Everything the Show is to baseball at large the San Diego Show is in search of it as a travel baseball organization.
Being able to call the San Diego home immediately gives the San Diego Show a leg up on travel baseball organizations throughout the rest of the nation. Be it Jan. 15, July 21 or Oct. 2, San Diego’s climate is conducive to year-round baseball. As such, it’s never a surprise to watch a San Diego Show game and see players with strong fundamentals, a crisp, well-played game due to the players having countless more repetitions in the field, in the batter’s box or on the mound over their opponents.
But the location is just the start of what separates the San Diego Show.
The Show is a baseball organization founded 12 years ago dedicated exclusively to the growth of the player. In a world with seemingly infinite showcases and events there isn’t a shortage of exposure opportunities. But if a player is exposed to the wrong coaches, at the wrong time or in the wrong setting, what good does that do the player?
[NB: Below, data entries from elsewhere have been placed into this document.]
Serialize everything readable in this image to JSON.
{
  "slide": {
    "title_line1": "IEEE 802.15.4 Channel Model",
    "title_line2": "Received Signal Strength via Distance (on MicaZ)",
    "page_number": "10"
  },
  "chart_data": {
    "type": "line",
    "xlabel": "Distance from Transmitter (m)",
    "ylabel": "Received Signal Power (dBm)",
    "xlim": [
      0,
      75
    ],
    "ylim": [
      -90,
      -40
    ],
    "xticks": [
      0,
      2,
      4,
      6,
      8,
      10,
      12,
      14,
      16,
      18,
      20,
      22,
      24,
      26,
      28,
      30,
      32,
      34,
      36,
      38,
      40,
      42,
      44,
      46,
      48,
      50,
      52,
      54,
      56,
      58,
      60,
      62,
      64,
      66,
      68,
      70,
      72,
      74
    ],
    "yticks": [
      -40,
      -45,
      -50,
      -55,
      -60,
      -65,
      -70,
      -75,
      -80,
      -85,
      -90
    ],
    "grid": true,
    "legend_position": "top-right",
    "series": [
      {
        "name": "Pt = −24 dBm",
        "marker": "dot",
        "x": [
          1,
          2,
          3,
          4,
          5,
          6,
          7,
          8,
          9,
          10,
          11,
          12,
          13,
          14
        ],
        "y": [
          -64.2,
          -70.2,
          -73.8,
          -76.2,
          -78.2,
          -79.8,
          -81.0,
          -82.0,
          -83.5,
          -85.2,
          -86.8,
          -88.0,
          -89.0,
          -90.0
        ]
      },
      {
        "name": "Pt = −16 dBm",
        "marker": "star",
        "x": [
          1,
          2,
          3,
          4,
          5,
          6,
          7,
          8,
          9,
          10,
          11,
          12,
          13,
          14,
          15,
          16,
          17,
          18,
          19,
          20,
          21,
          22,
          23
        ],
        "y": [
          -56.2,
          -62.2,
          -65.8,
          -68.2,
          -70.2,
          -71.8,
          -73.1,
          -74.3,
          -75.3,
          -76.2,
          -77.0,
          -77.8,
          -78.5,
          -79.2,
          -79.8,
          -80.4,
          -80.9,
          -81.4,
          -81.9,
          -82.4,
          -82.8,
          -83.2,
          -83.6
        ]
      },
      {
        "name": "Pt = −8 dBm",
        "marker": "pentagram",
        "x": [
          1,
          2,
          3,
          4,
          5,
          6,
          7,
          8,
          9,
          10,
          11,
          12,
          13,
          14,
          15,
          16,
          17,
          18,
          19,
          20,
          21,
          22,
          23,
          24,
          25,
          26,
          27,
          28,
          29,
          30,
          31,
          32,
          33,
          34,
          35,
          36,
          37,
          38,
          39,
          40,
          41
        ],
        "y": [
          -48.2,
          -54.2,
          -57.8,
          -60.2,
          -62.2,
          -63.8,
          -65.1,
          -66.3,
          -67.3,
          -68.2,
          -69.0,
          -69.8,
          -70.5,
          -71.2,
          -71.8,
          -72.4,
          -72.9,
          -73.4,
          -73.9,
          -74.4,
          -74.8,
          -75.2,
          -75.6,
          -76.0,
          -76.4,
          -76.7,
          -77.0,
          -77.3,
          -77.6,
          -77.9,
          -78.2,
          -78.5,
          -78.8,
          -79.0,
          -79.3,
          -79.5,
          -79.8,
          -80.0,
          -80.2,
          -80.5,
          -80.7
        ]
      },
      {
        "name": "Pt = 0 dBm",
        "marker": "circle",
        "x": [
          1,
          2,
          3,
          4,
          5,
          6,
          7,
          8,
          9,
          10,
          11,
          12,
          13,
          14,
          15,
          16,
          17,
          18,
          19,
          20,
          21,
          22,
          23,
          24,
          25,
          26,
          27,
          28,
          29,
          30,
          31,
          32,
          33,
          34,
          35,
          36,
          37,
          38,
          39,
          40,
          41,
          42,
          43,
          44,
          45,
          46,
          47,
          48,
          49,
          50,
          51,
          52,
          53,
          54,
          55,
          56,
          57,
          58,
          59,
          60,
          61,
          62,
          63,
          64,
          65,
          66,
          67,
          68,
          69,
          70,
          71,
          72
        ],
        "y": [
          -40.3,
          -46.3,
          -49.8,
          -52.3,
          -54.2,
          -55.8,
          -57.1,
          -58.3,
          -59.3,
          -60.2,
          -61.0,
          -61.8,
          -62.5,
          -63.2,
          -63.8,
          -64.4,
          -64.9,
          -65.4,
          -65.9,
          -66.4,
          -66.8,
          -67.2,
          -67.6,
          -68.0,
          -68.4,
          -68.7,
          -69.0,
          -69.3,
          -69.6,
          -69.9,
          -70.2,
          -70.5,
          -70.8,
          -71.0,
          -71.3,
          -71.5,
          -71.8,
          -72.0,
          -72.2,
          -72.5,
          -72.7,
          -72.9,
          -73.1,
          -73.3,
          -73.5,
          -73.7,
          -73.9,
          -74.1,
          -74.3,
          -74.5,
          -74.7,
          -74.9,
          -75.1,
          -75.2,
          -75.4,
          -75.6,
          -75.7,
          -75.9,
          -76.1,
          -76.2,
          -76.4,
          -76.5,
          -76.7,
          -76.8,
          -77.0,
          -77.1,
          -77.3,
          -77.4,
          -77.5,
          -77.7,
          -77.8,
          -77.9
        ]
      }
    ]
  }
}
Understanding who the player is, what he is capable of and how he can reach his maximum potential is at the core of the Show.
Alumni from the San Diego Show how they excel in growth and placement.
Joey DeNato, the 2014 Big Ten Pitcher of the Year, winningest and most decorated pitcher in Indiana University baseball history played for the San Diego Show. Further east of Bloomington, William & Penn has had two Show alumni in Tony Alvarez and James Billburg. Of course, California and Pac-12 programs routinely have a player from the San Diego Show on their roster. From Oregon’s Jake Reed to USC’s Garret Stubbs the Southern California program outfits the west coast’s best. Non-Division I programs have also reaped the benefits of the Show’s ability to develop, Cal Lutheran, San Bernardino and Southern Nazarene a few to name.
But the San Diego Show’s ability to send players to the show is special.
Rising top prospects, Brady Aiken, Ian Clarkin, Jacob Gatewood and Luis Ortiz are San Diego Show alumni. These four gave the Show a first-round draft pick in each MLB Draft between the 2013 and 2015. And when the former Show players reach the show, they’ll be in the company of brethren.
The San Diego Show can boast producing the youngest unanimous MVP in MLB history, seemingly sure-ticketed Hall of Famer, Bryce Harper. As too his Washington Nationals teammate Stephen Strasburg, the Cy Young candidate who was the most celebrated college pitcher in a generation.
In their continued pursuit of growth and bringing the best out of each player, it’s easy to see there are good organizations, even some elite teams, but then there’s the Show. It’s simple, and you know who they are.